A few years ago I interviewed a highly successful executive woman who is now in her 60s.
When we spoke about how she managed work and family when she’d had her kids a few decades earlier her eyes filled with tears. She said she was “lucky” to have six weeks of maternity leave, which was monumental in itself at that time, so she returned to work after six weeks.
Several decades later, the wound was still open. She was holding onto bone-deep regret that she had left her baby so early. And it still hurt her.
I was reminded of that woman this week when I read a Facebook post from Em Rusciano, who wrote about the ‘breath-taking and ball-tearing’ reality of going back to work earlier than you would like.
“Today I met a woman who was in a special kind of pain, a pain I know a lot of you have been in. After she introduced herself to me, I noticed that she was a bit shaky and I asked her if she was ok.
“It’s my first day away from my baby” she said in a small voice.
I felt sick, sympathy, empathy, and maternal all at once.
“OH CHIRST LADY! Do you need to cry because you totally can, I get it, unleash if you need to.” I said.
She thanked me and said that she’d already cried once and felt she probably wouldn’t stop if she did so again.
I get that.
That didn’t stop me wanting to embrace her, stroke her hair and sing Christina Aguilera’s haunting smash hit pop song “Beautiful” in a lullaby style remix until she drifted off into a peaceful slumber.
Her eyes were those of someone in physical pain bought on by emotional torture. Huge. Hollow and overwhelmed.
I remember that pain. I had to leave Odie 6 weeks after she was born to go back to work. C-section scar still fresh, boobs leaking and my heart close to exploding from anxiety, worry and guilt.

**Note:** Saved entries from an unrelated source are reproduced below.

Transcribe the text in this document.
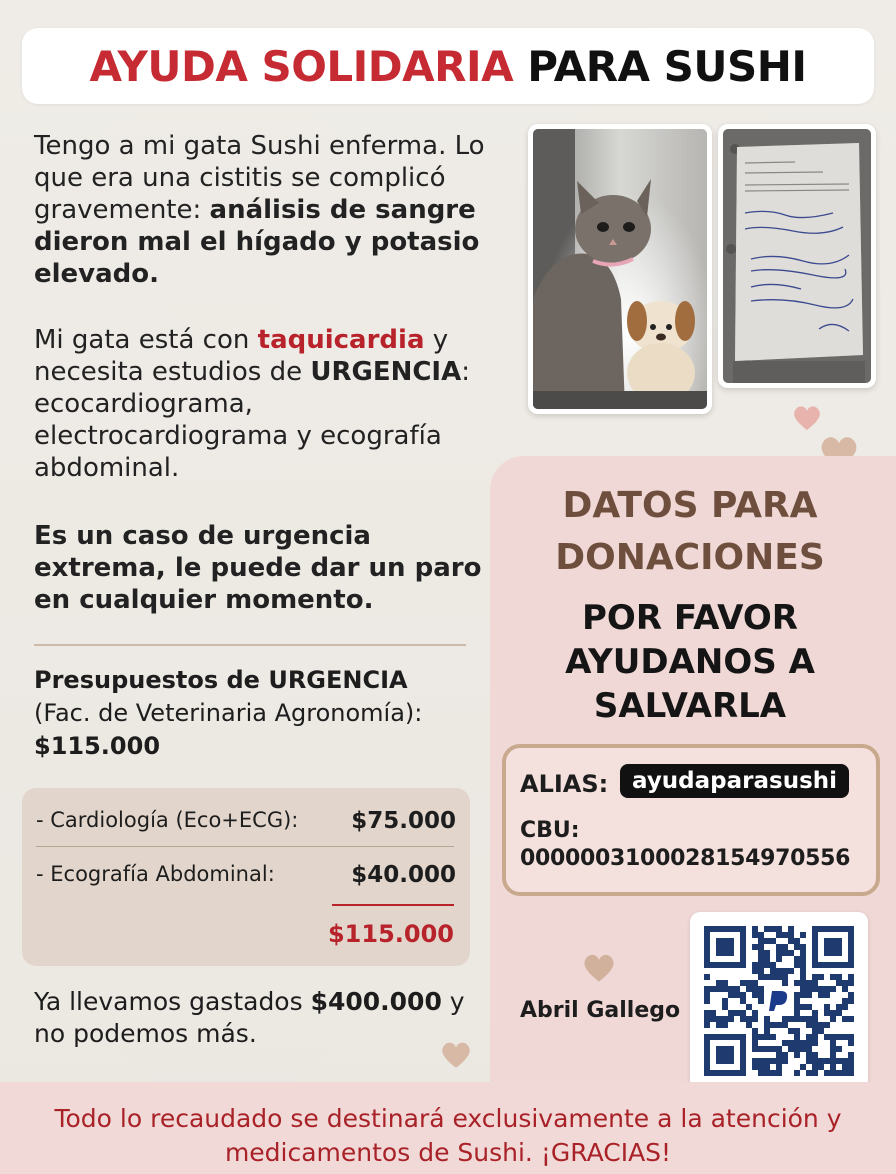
AYUDA SOLIDARIA PARA SUSHI
Tengo a mi gata Sushi enferma. Lo que era una cistitis se complicó gravemente: análisis de sangre dieron mal el hígado y potasio elevado.
Mi gata está con taquicardia y necesita estudios de URGENCIA: ecocardiograma, electrocardiograma y ecografía abdominal.
Es un caso de urgencia extrema, le puede dar un paro en cualquier momento.
Presupuestos de URGENCIA
(Fac. de Veterinaria Agronomía):
$115.000
- Cardiología (Eco+ECG): $75.000
- Ecografía Abdominal:	$40.000
$115.000
Ya llevamos gastados $400.000 y no podemos más.
DATOS PARA DONACIONES
POR FAVOR AYUDANOS A SALVARLA
ALIAS:	ayudaparasushi
CBU:
0000003100028154970556
Abril Gallego
Todo lo recaudado se destinará exclusivamente a la atención y medicamentos de Sushi. ¡GRACIAS!
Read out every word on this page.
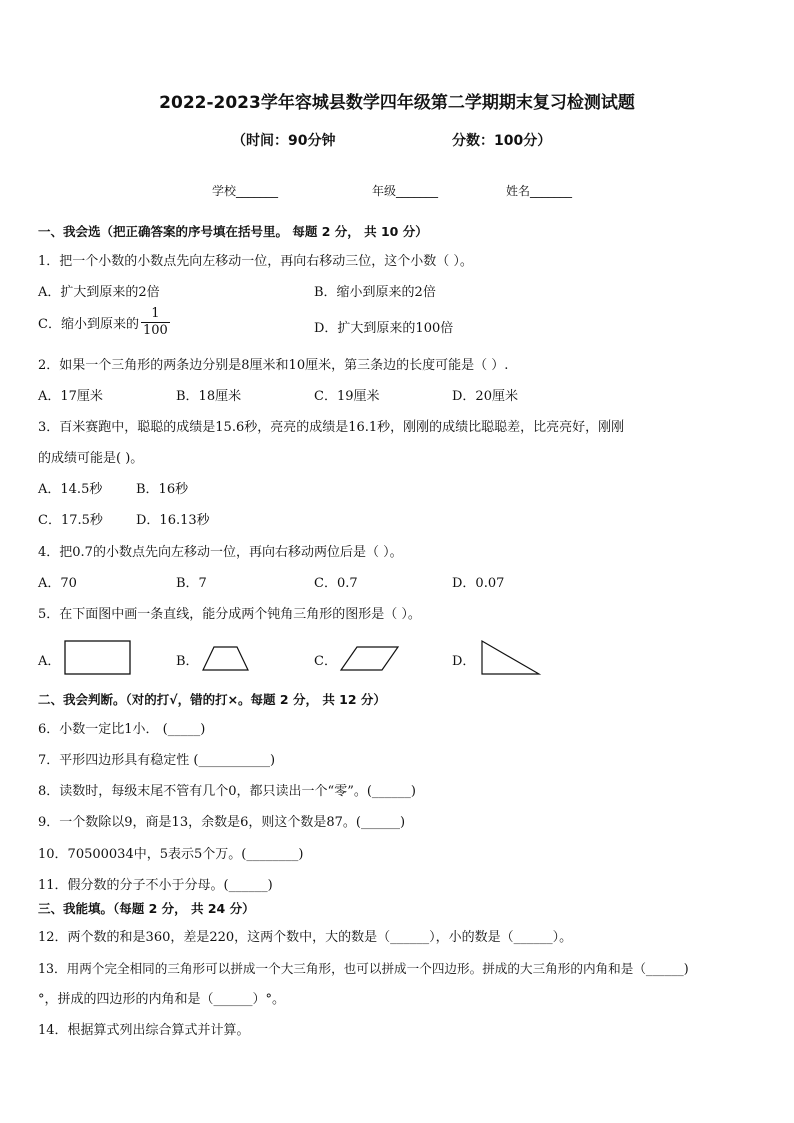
2022-2023学年容城县数学四年级第二学期期末复习检测试题
（时间：90分钟	分数：100分）
学校_______	年级_______	姓名_______
一、我会选（把正确答案的序号填在括号里。 每题 2 分， 共 10 分）
1．把一个小数的小数点先向左移动一位，再向右移动三位，这个小数（ ）。
A．扩大到原来的2倍	B．缩小到原来的2倍
C．缩小到原来的 $\frac{1}{100}$	D．扩大到原来的100倍
2．如果一个三角形的两条边分别是8厘米和10厘米，第三条边的长度可能是（ ）.
A．17厘米	B．18厘米	C．19厘米	D．20厘米
3．百米赛跑中，聪聪的成绩是15.6秒，亮亮的成绩是16.1秒，刚刚的成绩比聪聪差，比亮亮好，刚刚
的成绩可能是( )。
A．14.5秒	B．16秒
C．17.5秒	D．16.13秒
4．把0.7的小数点先向左移动一位，再向右移动两位后是（ ）。
A．70	B．7	C．0.7	D．0.07
5．在下面图中画一条直线，能分成两个钝角三角形的图形是（ ）。
A．	B．	C．	D．
二、我会判断。（对的打√，错的打×。每题 2 分， 共 12 分）
6．小数一定比1小． (_____)
7．平形四边形具有稳定性 (___________)
8．读数时，每级末尾不管有几个0，都只读出一个“零”。(______)
9．一个数除以9，商是13，余数是6，则这个数是87。(______)
10．70500034中，5表示5个万。(________)
11．假分数的分子不小于分母。(______)
三、我能填。（每题 2 分， 共 24 分）
12．两个数的和是360，差是220，这两个数中，大的数是（______），小的数是（______）。
13．用两个完全相同的三角形可以拼成一个大三角形，也可以拼成一个四边形。拼成的大三角形的内角和是（______)
°，拼成的四边形的内角和是（______）°。
14．根据算式列出综合算式并计算。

I wasn’t ready to leave her, I wanted to be there to help her figure out the world.
We had no choice, we needed my income..
It was the same case for this lady.
It’s left me thinking..
Well..
There has to be a better way. Mothers shouldn’t be made to leave their kids before they’re ready. We make up 47% of the workforce for fucks sake. No I don’t have a solution, I need more time for that! I just, I felt a little bit cross after meeting this woman. It didn’t sit right with me, it shouldn’t sit right with anyone.
The upside? It’s 6pm now and I imagine that she’s just walked in the door and felt the warmth of the “Oh hey there’s that lady we love and who makes us feel pretty rad. HEY LADY” smile only a child who is yours and has missed you can give.

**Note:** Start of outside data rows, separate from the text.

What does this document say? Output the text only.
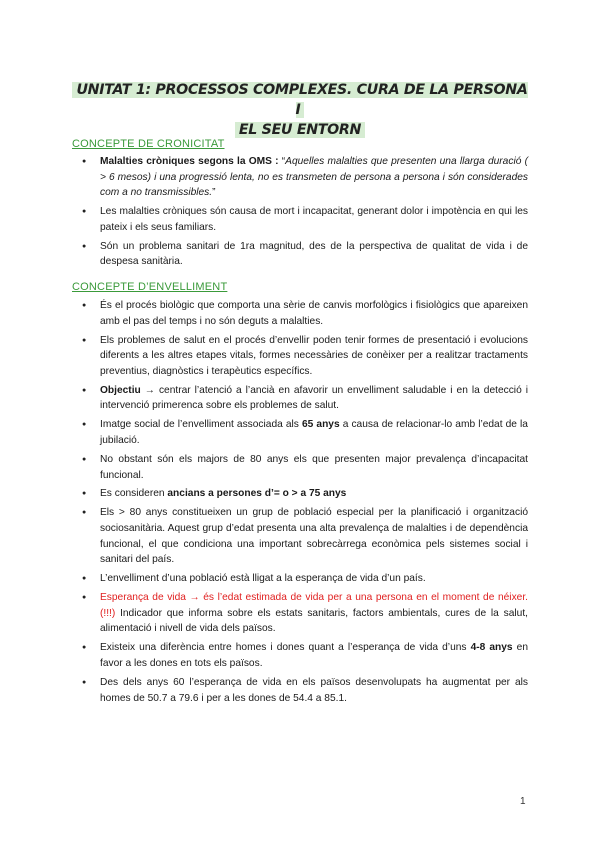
UNITAT 1: PROCESSOS COMPLEXES. CURA DE LA PERSONA I
EL SEU ENTORN
CONCEPTE DE CRONICITAT
● Malalties cròniques segons la OMS : “Aquelles malalties que presenten una llarga duració ( > 6 mesos) i una progressió lenta, no es transmeten de persona a persona i són considerades com a no transmissibles.”
● Les malalties cròniques són causa de mort i incapacitat, generant dolor i impotència en qui les pateix i els seus familiars.
● Són un problema sanitari de 1ra magnitud, des de la perspectiva de qualitat de vida i de despesa sanitària.
CONCEPTE D’ENVELLIMENT
● És el procés biològic que comporta una sèrie de canvis morfològics i fisiològics que apareixen amb el pas del temps i no són deguts a malalties.
● Els problemes de salut en el procés d’envellir poden tenir formes de presentació i evolucions diferents a les altres etapes vitals, formes necessàries de conèixer per a realitzar tractaments preventius, diagnòstics i terapèutics específics.
● Objectiu → centrar l’atenció a l’ancià en afavorir un envelliment saludable i en la detecció i intervenció primerenca sobre els problemes de salut.
● Imatge social de l’envelliment associada als 65 anys a causa de relacionar-lo amb l’edat de la jubilació.
● No obstant són els majors de 80 anys els que presenten major prevalença d’incapacitat funcional.
● Es consideren ancians a persones d’= o > a 75 anys
● Els > 80 anys constitueixen un grup de població especial per la planificació i organització sociosanitària. Aquest grup d’edat presenta una alta prevalença de malalties i de dependència funcional, el que condiciona una important sobrecàrrega econòmica pels sistemes social i sanitari del país.
● L’envelliment d’una població està lligat a la esperança de vida d’un país.
● Esperança de vida → és l’edat estimada de vida per a una persona en el moment de néixer. (!!!) Indicador que informa sobre els estats sanitaris, factors ambientals, cures de la salut, alimentació i nivell de vida dels països.
● Existeix una diferència entre homes i dones quant a l’esperança de vida d’uns 4-8 anys en favor a les dones en tots els països.
● Des dels anys 60 l’esperança de vida en els països desenvolupats ha augmentat per als homes de 50.7 a 79.6 i per a les dones de 54.4 a 85.1.
1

I hope it momentarily washed her guilt and worry away.
Motherhood huh? Breath-taking and ball-tearing all at once.”
Fifteen thousand people ‘liked’ Em’s post in just a few hours, which underscores how deeply it resonated.

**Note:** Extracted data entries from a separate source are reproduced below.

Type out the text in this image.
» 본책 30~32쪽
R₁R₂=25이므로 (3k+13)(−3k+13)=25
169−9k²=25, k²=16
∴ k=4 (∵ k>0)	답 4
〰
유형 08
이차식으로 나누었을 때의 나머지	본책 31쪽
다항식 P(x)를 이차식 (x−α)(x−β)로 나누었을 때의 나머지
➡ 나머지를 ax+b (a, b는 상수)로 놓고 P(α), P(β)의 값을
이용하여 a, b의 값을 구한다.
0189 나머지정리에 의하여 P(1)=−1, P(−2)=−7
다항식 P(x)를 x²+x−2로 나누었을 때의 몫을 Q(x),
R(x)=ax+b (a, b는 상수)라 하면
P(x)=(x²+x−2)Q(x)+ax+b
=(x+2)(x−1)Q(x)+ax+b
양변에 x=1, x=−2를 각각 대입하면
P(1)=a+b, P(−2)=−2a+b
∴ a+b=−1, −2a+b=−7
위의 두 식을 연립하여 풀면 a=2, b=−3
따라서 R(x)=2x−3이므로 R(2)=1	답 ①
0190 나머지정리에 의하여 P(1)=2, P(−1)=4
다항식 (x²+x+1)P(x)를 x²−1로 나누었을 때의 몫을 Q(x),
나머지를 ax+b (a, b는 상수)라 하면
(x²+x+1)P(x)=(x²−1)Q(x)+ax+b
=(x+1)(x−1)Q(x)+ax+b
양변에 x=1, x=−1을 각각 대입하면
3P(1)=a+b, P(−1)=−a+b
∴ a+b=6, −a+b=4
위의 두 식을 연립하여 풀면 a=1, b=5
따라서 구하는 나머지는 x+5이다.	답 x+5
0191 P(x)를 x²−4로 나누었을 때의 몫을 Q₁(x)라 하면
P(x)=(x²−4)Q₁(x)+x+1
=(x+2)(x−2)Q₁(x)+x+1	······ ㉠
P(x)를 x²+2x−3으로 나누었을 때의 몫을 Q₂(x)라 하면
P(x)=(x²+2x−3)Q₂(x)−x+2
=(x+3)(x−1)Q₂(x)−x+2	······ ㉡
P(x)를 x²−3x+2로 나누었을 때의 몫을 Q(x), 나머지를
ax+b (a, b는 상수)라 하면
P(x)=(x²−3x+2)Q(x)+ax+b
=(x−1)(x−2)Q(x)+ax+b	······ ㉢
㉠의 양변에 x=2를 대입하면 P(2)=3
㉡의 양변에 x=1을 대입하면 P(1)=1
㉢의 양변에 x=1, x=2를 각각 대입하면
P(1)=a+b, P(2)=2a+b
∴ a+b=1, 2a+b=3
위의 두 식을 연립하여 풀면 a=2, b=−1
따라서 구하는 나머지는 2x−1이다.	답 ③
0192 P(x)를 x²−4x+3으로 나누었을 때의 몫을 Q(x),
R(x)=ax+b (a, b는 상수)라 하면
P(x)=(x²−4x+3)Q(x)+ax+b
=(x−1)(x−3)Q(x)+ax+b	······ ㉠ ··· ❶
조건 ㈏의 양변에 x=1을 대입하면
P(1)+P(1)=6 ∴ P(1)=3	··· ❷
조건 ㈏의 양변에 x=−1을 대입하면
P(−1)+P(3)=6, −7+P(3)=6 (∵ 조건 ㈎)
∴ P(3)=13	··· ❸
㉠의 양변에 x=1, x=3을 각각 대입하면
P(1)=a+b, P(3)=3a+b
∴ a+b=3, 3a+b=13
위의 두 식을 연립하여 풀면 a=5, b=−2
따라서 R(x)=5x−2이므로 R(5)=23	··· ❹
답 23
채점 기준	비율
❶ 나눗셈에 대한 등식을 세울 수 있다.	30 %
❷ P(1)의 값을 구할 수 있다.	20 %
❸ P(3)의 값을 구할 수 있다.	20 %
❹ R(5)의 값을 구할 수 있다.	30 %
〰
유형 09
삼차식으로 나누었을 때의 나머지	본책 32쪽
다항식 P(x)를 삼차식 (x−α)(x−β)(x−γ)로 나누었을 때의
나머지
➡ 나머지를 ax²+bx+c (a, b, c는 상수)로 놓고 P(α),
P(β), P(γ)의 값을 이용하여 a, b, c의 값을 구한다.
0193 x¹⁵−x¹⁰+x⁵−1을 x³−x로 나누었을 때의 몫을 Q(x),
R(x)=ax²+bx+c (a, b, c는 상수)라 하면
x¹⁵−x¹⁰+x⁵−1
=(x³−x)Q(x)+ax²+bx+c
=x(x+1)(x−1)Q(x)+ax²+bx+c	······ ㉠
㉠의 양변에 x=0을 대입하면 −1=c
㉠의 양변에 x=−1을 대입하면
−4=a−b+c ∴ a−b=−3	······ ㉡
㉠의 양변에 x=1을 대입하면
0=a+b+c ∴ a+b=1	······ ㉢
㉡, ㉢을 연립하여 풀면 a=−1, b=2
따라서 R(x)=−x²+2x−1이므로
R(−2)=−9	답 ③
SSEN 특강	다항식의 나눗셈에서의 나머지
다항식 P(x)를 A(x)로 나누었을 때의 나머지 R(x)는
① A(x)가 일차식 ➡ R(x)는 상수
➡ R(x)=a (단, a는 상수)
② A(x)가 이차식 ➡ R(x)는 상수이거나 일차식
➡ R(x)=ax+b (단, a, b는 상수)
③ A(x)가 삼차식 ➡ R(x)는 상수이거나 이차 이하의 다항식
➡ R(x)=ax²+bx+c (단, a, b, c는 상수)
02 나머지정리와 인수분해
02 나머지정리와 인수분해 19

Some new mothers and fathers have freedom of choice about how and when they return to work after a baby arrives.
But for many new parents there isn’t much “choice” at all.
I was one of the lucky ones when, at 27, I had my first child.
It was a joyous, terrifying and mind-blowing discovery. I’d had six surgeries for endometriosis between the ages of 19 and 24 and a long history with Crohn’s disease. I had expected my road to pregnancy to be very long but I was wrong. It was mercifully short.
Nonetheless, it was a daunting discovery because my husband and I had both just left stable jobs in Australia and were living in a student flat on the other side of the world.